Di: Andrea Arnold
Con: Sasha Lane (la scappata), Shia LaBeouf (il piacione), Riley Keough (una simil pappona)
Anno: 2016
Genere: road movie/drammatico
La trama del film è semplice: una povera ragazza vive una vita deleteria, ha dei genitori presenti/morti e deve badare a due figli non suoi con cui va a prendere da mangiare nei cassonetti. Una vita che noi tutti sogniamo e che negli States, a quanto pare, è all'ordine del giorno (dai ragazzi, ora è arrivato Donald...). Un bel giorno, attirata da un gruppo di scappati di casa, decide di abbandonare i bambini all'effettiva madre, sembra senza alcun tipo di risentimento, per seguire la propria voglia di libertà vendendo abbonamenti a riviste in giro per il midwest. Si innamora del protagonista di Transformers, sicuramente non aveva visto il film altrimenti non si spiega la scelta, lo prende selvaggiamente due volte e poi scopre che si tratta di un bastardo figlio di puttana, tanto non si era capito (?!). La fine l'ho letta come una voglia di farla finita o figlia di un desiderio di libertà vera e propria: da un estremo all'altro; un mistero, ecco.
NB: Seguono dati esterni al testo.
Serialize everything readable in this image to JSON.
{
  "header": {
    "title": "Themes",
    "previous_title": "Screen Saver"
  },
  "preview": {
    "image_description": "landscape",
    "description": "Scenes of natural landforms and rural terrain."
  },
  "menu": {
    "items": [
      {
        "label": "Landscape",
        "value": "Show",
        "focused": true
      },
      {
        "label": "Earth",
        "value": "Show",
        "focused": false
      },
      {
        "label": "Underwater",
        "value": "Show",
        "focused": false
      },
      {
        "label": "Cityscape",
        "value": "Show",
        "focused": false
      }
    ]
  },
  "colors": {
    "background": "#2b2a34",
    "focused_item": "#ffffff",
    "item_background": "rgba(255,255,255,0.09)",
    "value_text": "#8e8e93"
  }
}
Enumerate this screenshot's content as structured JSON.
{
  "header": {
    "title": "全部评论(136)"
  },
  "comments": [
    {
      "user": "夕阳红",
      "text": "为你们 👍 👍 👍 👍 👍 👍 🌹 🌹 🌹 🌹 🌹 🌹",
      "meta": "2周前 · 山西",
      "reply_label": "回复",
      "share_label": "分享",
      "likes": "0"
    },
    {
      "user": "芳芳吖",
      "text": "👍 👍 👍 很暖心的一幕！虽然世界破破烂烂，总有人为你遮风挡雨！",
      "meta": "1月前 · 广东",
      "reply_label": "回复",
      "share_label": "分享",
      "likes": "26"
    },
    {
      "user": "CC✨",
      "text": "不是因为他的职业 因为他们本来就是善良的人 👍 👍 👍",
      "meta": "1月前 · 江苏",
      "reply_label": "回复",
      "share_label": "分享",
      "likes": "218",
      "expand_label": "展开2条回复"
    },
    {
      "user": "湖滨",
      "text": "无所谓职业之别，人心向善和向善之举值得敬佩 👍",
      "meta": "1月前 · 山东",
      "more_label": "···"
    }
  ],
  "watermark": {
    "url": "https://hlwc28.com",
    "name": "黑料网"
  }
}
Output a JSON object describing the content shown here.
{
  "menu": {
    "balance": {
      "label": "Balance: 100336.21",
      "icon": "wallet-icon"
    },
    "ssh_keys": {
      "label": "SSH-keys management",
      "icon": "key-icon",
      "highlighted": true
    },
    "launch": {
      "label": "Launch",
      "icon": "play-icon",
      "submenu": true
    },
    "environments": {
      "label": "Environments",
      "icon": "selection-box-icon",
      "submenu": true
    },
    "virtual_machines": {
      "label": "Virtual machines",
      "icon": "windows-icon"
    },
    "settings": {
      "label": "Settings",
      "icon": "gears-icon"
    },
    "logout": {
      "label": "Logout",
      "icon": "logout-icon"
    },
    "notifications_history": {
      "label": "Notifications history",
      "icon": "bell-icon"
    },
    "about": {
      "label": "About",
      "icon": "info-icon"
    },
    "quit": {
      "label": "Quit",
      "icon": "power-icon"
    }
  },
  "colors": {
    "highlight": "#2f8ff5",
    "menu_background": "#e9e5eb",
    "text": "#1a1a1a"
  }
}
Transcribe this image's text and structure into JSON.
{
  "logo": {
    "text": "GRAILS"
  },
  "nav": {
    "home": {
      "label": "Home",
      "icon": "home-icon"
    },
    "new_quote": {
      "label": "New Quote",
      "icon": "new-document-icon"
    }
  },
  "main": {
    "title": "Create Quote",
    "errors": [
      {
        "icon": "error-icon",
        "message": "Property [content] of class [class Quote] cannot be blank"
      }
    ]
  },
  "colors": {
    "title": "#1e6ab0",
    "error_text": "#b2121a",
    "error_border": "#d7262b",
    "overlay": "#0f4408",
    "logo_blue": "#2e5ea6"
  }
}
Qua si scherza, c'è poco da fare, ma il film merita di essere visto come la copia fisica di essere comprata. Non ha nulla di diverso del classico road movie "da mandria", dove tutti vivono alla giornata bevendo, fumando e facendo un po' quel cazzo che vogliono. Però c'è anche una componente molto introspettiva, figlia di questa generazione, dove tutto è in bilico e nulla è sicuro. La quotidianità stessa sembra un lusso, in un mondo dove l'estremismo razziale sta prendendo il sopravvento e l'egoismo dilaga. La mandria di ragazzi che si muove con tale furgone, a suon di musica black, la voglio vedere come un urlo d'aiuto contro quello che sta succedendo.
E poi, dai, chi non vorrebbe tirare fuori l'uccello in un autogrill?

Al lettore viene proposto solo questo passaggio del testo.